If your vehicle relies on an alternative power source — if it’s electric, for instance, or runs on liquefied petroleum gas — then you have to make doubly sure that whichever dealer you take it to is competent to work on it and has the necessary equipment and trained technicians.
Aware of this requirement, electric vehicle specialist Modec is gradually building up its UK dealer network. It started by appointing three Daf dealers in the London area with two outlets each — the capital is a key market for Modec because its vehicles are exempt from the congestion tax — and aims to make more appointments in major cities elsewhere in the country.
Smith Electric Vehicles has a team of over 100 mobile service engineers, initially developed when it used to make milk floats.
Having your van serviced regularly does not absolve you of the need to look after it between visits to the workshop. Something you should certainly do — and many light commercial owners don’t — is use the dipstick regularly to check the level of your engine’s lubricant advises Brian Hayes, marketing co-ordinator, UK and Ireland, at oil company Chevron. “You should do so at least once a month,” he says.

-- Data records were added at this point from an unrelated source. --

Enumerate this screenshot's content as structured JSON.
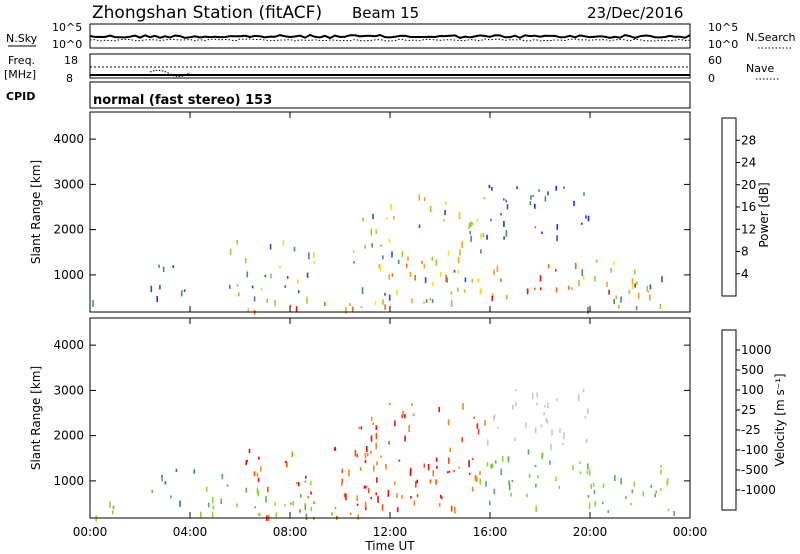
{
  "header": {
    "station": "Zhongshan Station (fitACF)",
    "beam": "Beam 15",
    "date": "23/Dec/2016"
  },
  "panels": {
    "nsky": {
      "label": "N.Sky",
      "ticks_left": [
        "10^5",
        "10^0"
      ],
      "ticks_right": [
        "10^5",
        "10^0"
      ],
      "right_label": "N.Search"
    },
    "freq": {
      "label_top": "Freq.",
      "label_unit": "[MHz]",
      "ticks_left": [
        "18",
        "8"
      ],
      "ticks_right": [
        "60",
        "0"
      ],
      "right_label": "Nave"
    },
    "cpid": {
      "label": "CPID",
      "text": "normal (fast stereo) 153"
    }
  },
  "colors": {
    "power": [
      "#1c2bff",
      "#2a52b8",
      "#4a8f6a",
      "#8fd23a",
      "#f0e020",
      "#f0a030",
      "#f06a10",
      "#e81808"
    ],
    "velocity": [
      "#e81010",
      "#ee5010",
      "#f08a20",
      "#f8c040",
      "#c8c8c0",
      "#9ad040",
      "#5aaa60",
      "#2a6ab0",
      "#2020d8"
    ]
  },
  "chart_data": [
    {
      "type": "heatmap",
      "panel": "power",
      "ylabel": "Slant Range [km]",
      "xlabel": "",
      "yticks": [
        1000,
        2000,
        3000,
        4000
      ],
      "ylim": [
        180,
        4600
      ],
      "colorbar": {
        "label": "Power [dB]",
        "ticks": [
          4,
          8,
          12,
          16,
          20,
          24,
          28
        ],
        "range": [
          0,
          32
        ]
      },
      "echo_regions": [
        {
          "t0": 0.0,
          "t1": 0.3,
          "r0": 180,
          "r1": 500,
          "level": "low"
        },
        {
          "t0": 2.3,
          "t1": 4.2,
          "r0": 500,
          "r1": 1300,
          "level": "low"
        },
        {
          "t0": 4.0,
          "t1": 12.0,
          "r0": 200,
          "r1": 420,
          "level": "high"
        },
        {
          "t0": 5.5,
          "t1": 9.0,
          "r0": 400,
          "r1": 1800,
          "level": "medium"
        },
        {
          "t0": 10.5,
          "t1": 15.8,
          "r0": 400,
          "r1": 2800,
          "level": "medium"
        },
        {
          "t0": 12.0,
          "t1": 14.5,
          "r0": 900,
          "r1": 1500,
          "level": "high"
        },
        {
          "t0": 15.8,
          "t1": 20.0,
          "r0": 1800,
          "r1": 3100,
          "level": "low"
        },
        {
          "t0": 16.0,
          "t1": 19.5,
          "r0": 500,
          "r1": 1300,
          "level": "high"
        },
        {
          "t0": 19.5,
          "t1": 23.0,
          "r0": 250,
          "r1": 1400,
          "level": "medium"
        },
        {
          "t0": 20.5,
          "t1": 22.5,
          "r0": 400,
          "r1": 900,
          "level": "high"
        }
      ]
    },
    {
      "type": "heatmap",
      "panel": "velocity",
      "ylabel": "Slant Range [km]",
      "xlabel": "Time UT",
      "yticks": [
        1000,
        2000,
        3000,
        4000
      ],
      "ylim": [
        180,
        4600
      ],
      "colorbar": {
        "label": "Velocity [m s⁻¹]",
        "ticks": [
          1000,
          500,
          100,
          25,
          -25,
          -100,
          -500,
          -1000
        ]
      },
      "echo_regions": [
        {
          "t0": 0.0,
          "t1": 2.0,
          "r0": 200,
          "r1": 600,
          "level": "green"
        },
        {
          "t0": 2.3,
          "t1": 4.2,
          "r0": 500,
          "r1": 1300,
          "level": "blue"
        },
        {
          "t0": 4.0,
          "t1": 9.0,
          "r0": 200,
          "r1": 1200,
          "level": "green"
        },
        {
          "t0": 6.0,
          "t1": 12.0,
          "r0": 200,
          "r1": 1800,
          "level": "red"
        },
        {
          "t0": 10.5,
          "t1": 15.8,
          "r0": 400,
          "r1": 2800,
          "level": "red"
        },
        {
          "t0": 15.8,
          "t1": 20.0,
          "r0": 1800,
          "r1": 3100,
          "level": "grey"
        },
        {
          "t0": 15.5,
          "t1": 20.0,
          "r0": 400,
          "r1": 1700,
          "level": "green"
        },
        {
          "t0": 19.5,
          "t1": 23.5,
          "r0": 250,
          "r1": 1400,
          "level": "green"
        }
      ]
    }
  ],
  "x_axis": {
    "ticks": [
      "00:00",
      "04:00",
      "08:00",
      "12:00",
      "16:00",
      "20:00",
      "00:00"
    ],
    "label": "Time UT"
  }
}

While modern engines don’t leak so much oil as their predecessors because they’re built to tighter tolerances, and the amount of oil burnt during the combustion process has decreased, longer drain intervals mean that interim lubricant top-ups may be necessary.
Don’t forget either that sumps are smaller than they used to be, says Hayes. “Many engines now have a 4-litre sump rather than the 5- or 6-litre sump you might have seen in the past,” he points out.
A modern engine is likely to require a sophisticated lubricant in order to produce its optimum performance. Increasingly you’re likely to be talking about a synthetic 5W-30 or 5W-40, and they don’t come cheap. “Such lubricants can, however, help you achieve fuel economy improvements of up to six per cent and they make your engine a lot easier to start first thing in the morning,” he observes. They are also especially adept at dealing with acid, soot and all the other pollutants that creep into an engine’s oil as the miles clock up.
“Remember too that many of the engine’s components will have been designed to run in a particular type of oil so it is vital that you follow the van manufacturer’s recommendations,” he says. That’s particularly important if your vehicle is equipped with a particulate trap. If that’s the case then it’s vital that you use a low SAPS lubricant Hayes says. SAPS stands for sulphated ash, phosphorus and sulphur, all of which can damage a trap and reduce its working life by as much as 50 per cent. Sulphated ash will block a trap and render it useless until the mess is removed.
Don’t be tempted to tip an off-the-shelf additive package into your engine’s oil, Hayes advises. It’s unlikely to bring any benefits, he contends. “Our Havoline Energy lubricant already contains 14 different additives and if we thought there was another one out there that would help the customer then we would include it,” he says.
The existing additives are already carefully balanced to ensure that they work effectively with one another, he adds. Pour in another one and you could throw that balance out of kilter. “You won’t know how compatible it will be with the additives that are already there,” he says.
Planning is the secret to cost-effective servicing and keeping down-time to a minimum, especially in these dire financial times. And don’t forget to check oil levels regularly; not doing so can be very expensive indeed.